Figure 4: Creating a New VM
Figure 4: Creating a New VM

After clicking Create Virtual Machine, I received a message stating that the VM was "Starting (Provisioning)." While this was occurring, I poked around the Azure portal and noticed that the necessary Windows Azure storage for my VM was being created automatically. I also examined my new VM from within the portal and was able to see details such as the number of cores assigned, Azure storage being used, DNS name of the VM, IP addresses, and so on. After 3 to 5 minutes of waiting, I noticed that the newly created storage was online. Shortly thereafter I received a message that my VM was "successfully created." The VM's state was then listed as "Running (Provisioning)." I waited for the status to change to "Running" before eagerly clicking the inviting Connect button at the bottom of the page.

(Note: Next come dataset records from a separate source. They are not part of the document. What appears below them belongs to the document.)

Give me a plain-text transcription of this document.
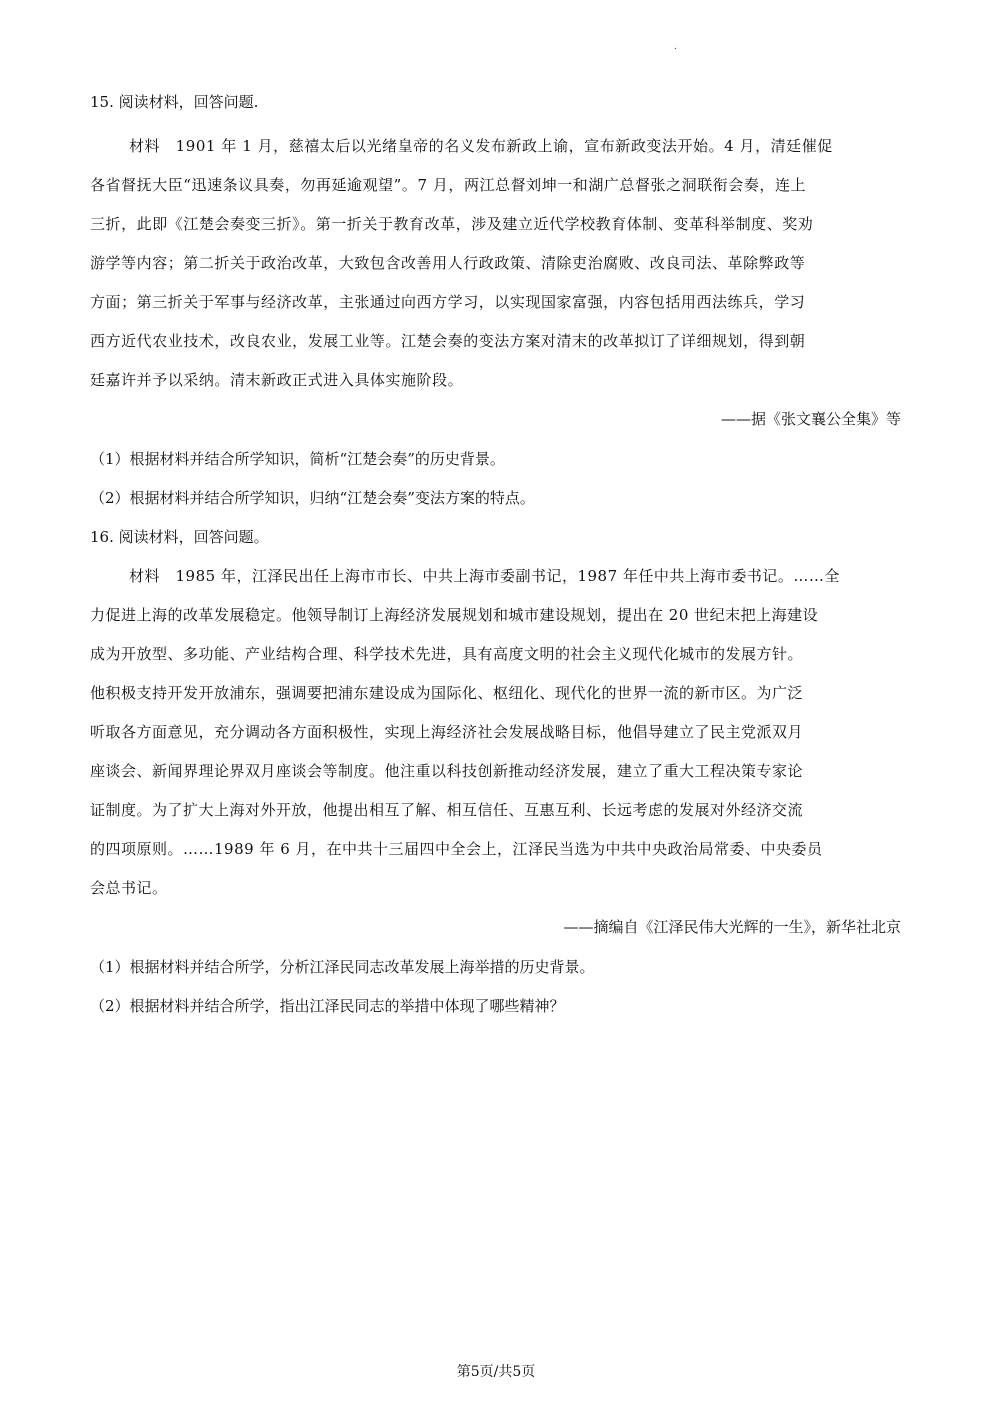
.
15. 阅读材料，回答问题.
材料　1901 年 1 月，慈禧太后以光绪皇帝的名义发布新政上谕，宣布新政变法开始。4 月，清廷催促
各省督抚大臣“迅速条议具奏，勿再延逾观望”。7 月，两江总督刘坤一和湖广总督张之洞联衔会奏，连上
三折，此即《江楚会奏变三折》。第一折关于教育改革，涉及建立近代学校教育体制、变革科举制度、奖劝
游学等内容；第二折关于政治改革，大致包含改善用人行政政策、清除吏治腐败、改良司法、革除弊政等
方面；第三折关于军事与经济改革，主张通过向西方学习，以实现国家富强，内容包括用西法练兵，学习
西方近代农业技术，改良农业，发展工业等。江楚会奏的变法方案对清末的改革拟订了详细规划，得到朝
廷嘉许并予以采纳。清末新政正式进入具体实施阶段。
——据《张文襄公全集》等
（1）根据材料并结合所学知识，简析“江楚会奏”的历史背景。
（2）根据材料并结合所学知识，归纳“江楚会奏”变法方案的特点。
16. 阅读材料，回答问题。
材料　1985 年，江泽民出任上海市市长、中共上海市委副书记，1987 年任中共上海市委书记。……全
力促进上海的改革发展稳定。他领导制订上海经济发展规划和城市建设规划，提出在 20 世纪末把上海建设
成为开放型、多功能、产业结构合理、科学技术先进，具有高度文明的社会主义现代化城市的发展方针。
他积极支持开发开放浦东，强调要把浦东建设成为国际化、枢纽化、现代化的世界一流的新市区。为广泛
听取各方面意见，充分调动各方面积极性，实现上海经济社会发展战略目标，他倡导建立了民主党派双月
座谈会、新闻界理论界双月座谈会等制度。他注重以科技创新推动经济发展，建立了重大工程决策专家论
证制度。为了扩大上海对外开放，他提出相互了解、相互信任、互惠互利、长远考虑的发展对外经济交流
的四项原则。……1989 年 6 月，在中共十三届四中全会上，江泽民当选为中共中央政治局常委、中央委员
会总书记。
——摘编自《江泽民伟大光辉的一生》，新华社北京
（1）根据材料并结合所学，分析江泽民同志改革发展上海举措的历史背景。
（2）根据材料并结合所学，指出江泽民同志的举措中体现了哪些精神？
第5页/共5页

Clicking this button downloaded an RDP file that was preconfigured to connect to testvm-md.cloudapp.net on the standard RDP port 3389. Double-clicking the RDP file to run it, I was prompted to enter the password for the Administrator account that I had created earlier. After accepting some certificate warnings -- which I was expecting to see, because this was a test VM and I hadn't configured any third-party certificates (or any certificates, actually) -- I was logged on to the VM and was greeted with the familiar Server Manager screen, seen after an installation of Server 2008 R2.

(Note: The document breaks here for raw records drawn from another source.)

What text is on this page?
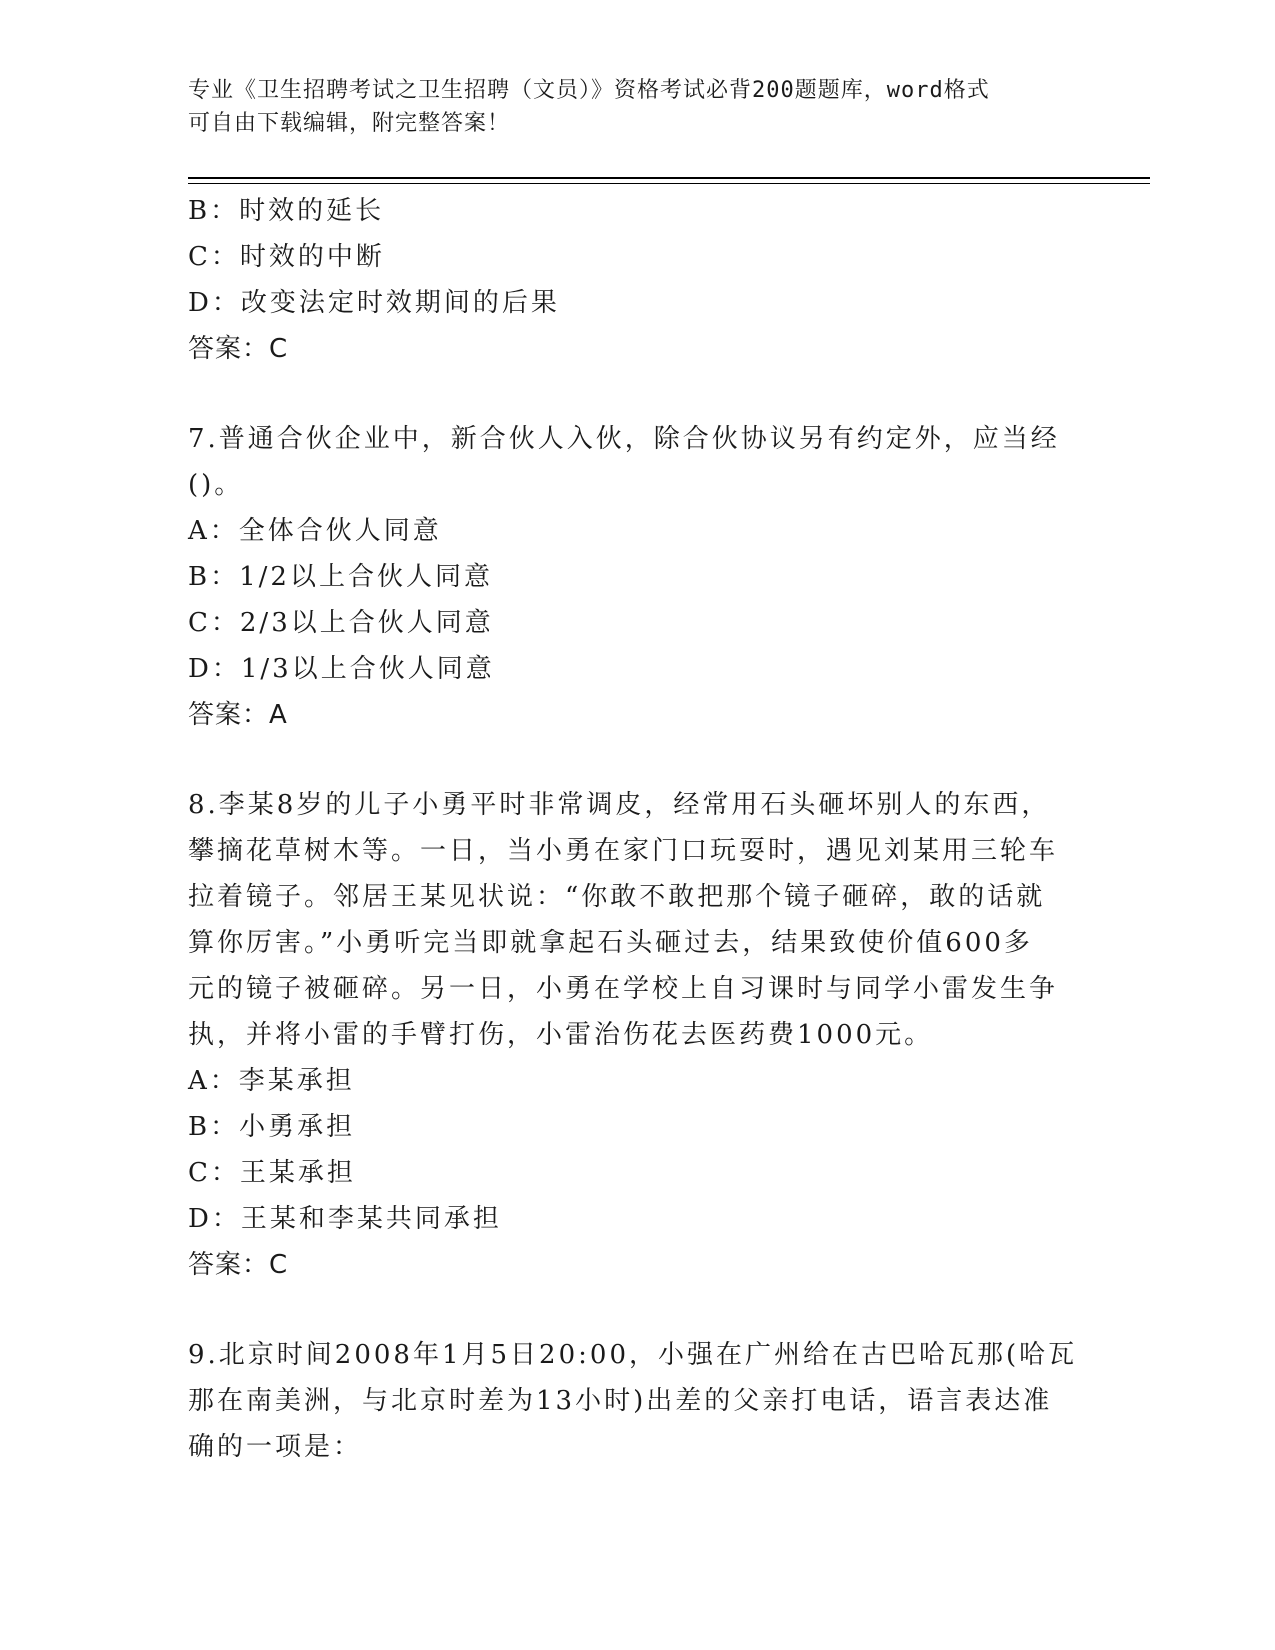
专业《卫生招聘考试之卫生招聘（文员）》资格考试必背200题题库，word格式
可自由下载编辑，附完整答案！
B：时效的延长
C：时效的中断
D：改变法定时效期间的后果
答案：C
7.普通合伙企业中，新合伙人入伙，除合伙协议另有约定外，应当经
()。
A：全体合伙人同意
B：1/2以上合伙人同意
C：2/3以上合伙人同意
D：1/3以上合伙人同意
答案：A
8.李某8岁的儿子小勇平时非常调皮，经常用石头砸坏别人的东西，
攀摘花草树木等。一日，当小勇在家门口玩耍时，遇见刘某用三轮车
拉着镜子。邻居王某见状说：“你敢不敢把那个镜子砸碎，敢的话就
算你厉害。”小勇听完当即就拿起石头砸过去，结果致使价值600多
元的镜子被砸碎。另一日，小勇在学校上自习课时与同学小雷发生争
执，并将小雷的手臂打伤，小雷治伤花去医药费1000元。
A：李某承担
B：小勇承担
C：王某承担
D：王某和李某共同承担
答案：C
9.北京时间2008年1月5日20:00，小强在广州给在古巴哈瓦那(哈瓦
那在南美洲，与北京时差为13小时)出差的父亲打电话，语言表达准
确的一项是：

After exploring for a few minutes, I logged off from my VM by using the Start, Log Off option. I then shut down the VM in the Windows Azure portal. The VM's state changed from "Running" to "Stopping." Shortly thereafter, I received a message stating that the VM was successfully shut down but would still incur charges because it would continue to consume resources (e.g., storage, IP address). Because I created this VM only to test Azure, I elected to delete the VM, its Virtual Hard Disk (VHD -- found within the Disks area of the Virtual Machines link), and the underlying Azure storage that was automatically created. Because my DNS name of testvm-md.cloudapp.net was no longer tied to a VM, I found it sitting within the Cloud Services area and deleted it, as well.

Check It Out

Even though this part of Windows Azure is still in a preview phase, I came away impressed with Microsoft's IaaS offering. Compared with AWS, I found getting going quickly on Windows Azure to be far more straightforward, and I believe other IT pros will agree. Although Windows Azure overall isn't currently as full-featured as AWS, there's much potential in this IaaS offering and I encourage you to check it out. Getting started is easy and (currently) free. As more of IT focuses on cloud services, this is an area that you'll want to be familiar with and explore sooner rather than later.